Pero a pesar de todo esto, la belleza del Reino de Dios es que no se requiere el éxito para entrar. La puerta está abierta de par en par a los fracasados y a los pródigos, aquellos que han despilfarrado sus recursos en festines y vida desenfrenada o, en la acumulación miserable de cosas con las que pudimos haber bendecido ricamente a otros. Estas son buenas noticias para nosotros, pues en lugar de buscar primero el reino de Dios, nuestros corazones han atesorado cosas terrenales —cosas que se dañarán, y pueden ser robadas o perdidas— en vez de buscar cosas que tienen un valor eterno. Hemos perseguido la reputación personal y la aclamación, ignorando las demandas de la gloria de Dios sobre nuestras vidas y nuestras posesiones. Por eso necesitamos desesperadamente el éxito que Jesucristo logró en nuestro favor y que no parecía para nada éxito según la lógica habitual de este mundo. Él siendo en forma de Dios se despojó de sí mismo para tomar forma de siervo, siendo absolutamente rico voluntariamente se hizo pobre, y estando en esta condición se humillo aún más al ser crucificado, el castigo reservado para los criminales más atroces y despreciados (Filipenses 2:5-8)

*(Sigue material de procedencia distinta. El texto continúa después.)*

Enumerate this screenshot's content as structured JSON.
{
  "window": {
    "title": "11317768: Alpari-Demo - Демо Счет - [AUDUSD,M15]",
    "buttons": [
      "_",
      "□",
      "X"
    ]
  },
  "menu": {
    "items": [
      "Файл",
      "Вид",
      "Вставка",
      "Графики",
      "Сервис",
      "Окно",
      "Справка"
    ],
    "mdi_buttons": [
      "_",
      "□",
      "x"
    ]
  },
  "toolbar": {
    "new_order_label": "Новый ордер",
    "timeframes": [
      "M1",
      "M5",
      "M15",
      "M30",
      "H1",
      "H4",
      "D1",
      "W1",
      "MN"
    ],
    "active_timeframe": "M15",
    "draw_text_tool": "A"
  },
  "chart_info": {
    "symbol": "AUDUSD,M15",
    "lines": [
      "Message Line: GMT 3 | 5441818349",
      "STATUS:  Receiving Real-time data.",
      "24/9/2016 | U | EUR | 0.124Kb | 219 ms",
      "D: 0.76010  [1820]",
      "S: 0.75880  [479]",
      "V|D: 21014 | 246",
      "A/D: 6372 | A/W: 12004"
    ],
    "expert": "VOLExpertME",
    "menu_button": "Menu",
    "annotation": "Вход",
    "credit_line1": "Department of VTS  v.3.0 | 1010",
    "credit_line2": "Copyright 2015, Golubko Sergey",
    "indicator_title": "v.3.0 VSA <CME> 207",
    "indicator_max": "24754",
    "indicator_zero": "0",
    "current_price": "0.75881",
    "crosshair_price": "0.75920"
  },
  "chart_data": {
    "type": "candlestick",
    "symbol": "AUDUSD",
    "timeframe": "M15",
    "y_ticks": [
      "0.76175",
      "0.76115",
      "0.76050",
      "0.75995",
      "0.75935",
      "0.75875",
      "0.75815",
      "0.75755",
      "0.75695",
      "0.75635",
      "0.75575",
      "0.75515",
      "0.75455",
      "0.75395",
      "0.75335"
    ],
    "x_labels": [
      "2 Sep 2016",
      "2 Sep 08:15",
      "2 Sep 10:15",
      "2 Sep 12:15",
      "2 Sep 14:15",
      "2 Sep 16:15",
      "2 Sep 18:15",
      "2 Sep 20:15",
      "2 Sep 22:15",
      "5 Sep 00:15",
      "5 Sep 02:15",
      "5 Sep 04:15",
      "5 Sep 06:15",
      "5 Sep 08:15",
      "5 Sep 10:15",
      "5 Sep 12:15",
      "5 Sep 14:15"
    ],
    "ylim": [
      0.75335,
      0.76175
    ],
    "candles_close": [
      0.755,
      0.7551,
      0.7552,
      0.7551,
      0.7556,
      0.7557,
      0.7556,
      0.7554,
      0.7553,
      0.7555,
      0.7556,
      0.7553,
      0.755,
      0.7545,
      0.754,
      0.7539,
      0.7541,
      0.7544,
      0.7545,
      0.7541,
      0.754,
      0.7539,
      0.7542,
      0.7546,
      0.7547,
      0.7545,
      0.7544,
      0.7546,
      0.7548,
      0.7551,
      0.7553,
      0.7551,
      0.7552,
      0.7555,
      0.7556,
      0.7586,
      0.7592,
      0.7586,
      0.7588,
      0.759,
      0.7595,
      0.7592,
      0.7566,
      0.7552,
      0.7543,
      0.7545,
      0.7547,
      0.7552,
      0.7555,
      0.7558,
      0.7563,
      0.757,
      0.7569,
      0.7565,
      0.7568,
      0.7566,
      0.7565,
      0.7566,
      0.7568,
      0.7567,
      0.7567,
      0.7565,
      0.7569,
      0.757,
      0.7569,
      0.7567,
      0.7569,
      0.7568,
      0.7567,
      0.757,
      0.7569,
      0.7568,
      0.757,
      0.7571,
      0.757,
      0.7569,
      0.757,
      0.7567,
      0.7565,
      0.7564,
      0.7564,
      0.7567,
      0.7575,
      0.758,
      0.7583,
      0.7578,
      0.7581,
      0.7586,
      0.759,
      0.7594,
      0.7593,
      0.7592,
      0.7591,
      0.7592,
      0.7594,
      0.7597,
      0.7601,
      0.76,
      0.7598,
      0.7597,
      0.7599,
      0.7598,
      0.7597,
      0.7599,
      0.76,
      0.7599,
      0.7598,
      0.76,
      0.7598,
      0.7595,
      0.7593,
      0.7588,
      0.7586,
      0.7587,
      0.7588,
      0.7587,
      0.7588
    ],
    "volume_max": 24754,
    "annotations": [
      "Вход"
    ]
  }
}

Sin embargo, en todo esto, Jesús buscó la gloria de Su Padre por encima de Sus propios intereses, dando Su vida por los Suyos. Atesoró la Palabra de Dios en Su corazón y se deleitó en Su comunión con el Padre. Al final de Su sufrimiento, encomendó Su espíritu en las manos de Su Padre, confiado en que el precio que pagó cumpliría los objetivos del Padre... luego de tres días, resucitó triunfante y posteriormente ascendió al cielo, donde Su Nombre es ahora exaltado sobre todo nombre y un día, toda rodilla se doblará ante Él y reconocerá que Él es la verdadera medida del éxito.
Como resultado, todos los que están unidos a Cristo están vinculados para siempre a Su gloria. La medida de nuestro éxito no puede definirse por lo que logremos en esta tierra, sino que ya ha sido definida por el hecho de que estamos en Cristo. Esto es lo que nos hace libres para gastarnos a nosotros mismos y poner todo lo que tenemos en el servicio al Reino de Cristo. Y es esto lo que también nos libera de la culpa aplastante por nuestros fracasos pasados y presentes en tomar nuestra cruz y seguirle. El hecho de que yo “tenga éxito” o “fracase” —según cualquier criterio— en última instancia no cuenta para nada. Lo que cuenta es el hecho de que Cristo ha triunfado por mí, en mi lugar. Mi única esperanza y jactancia no descansan en mi fidelidad, sino en el hecho de que, ya sea yo rico o pobre, prominente o desconocido, débil o fuerte, mi fiel Salvador me ha amado y se ha entregado por mí. Ese es todo el éxito que necesitamos.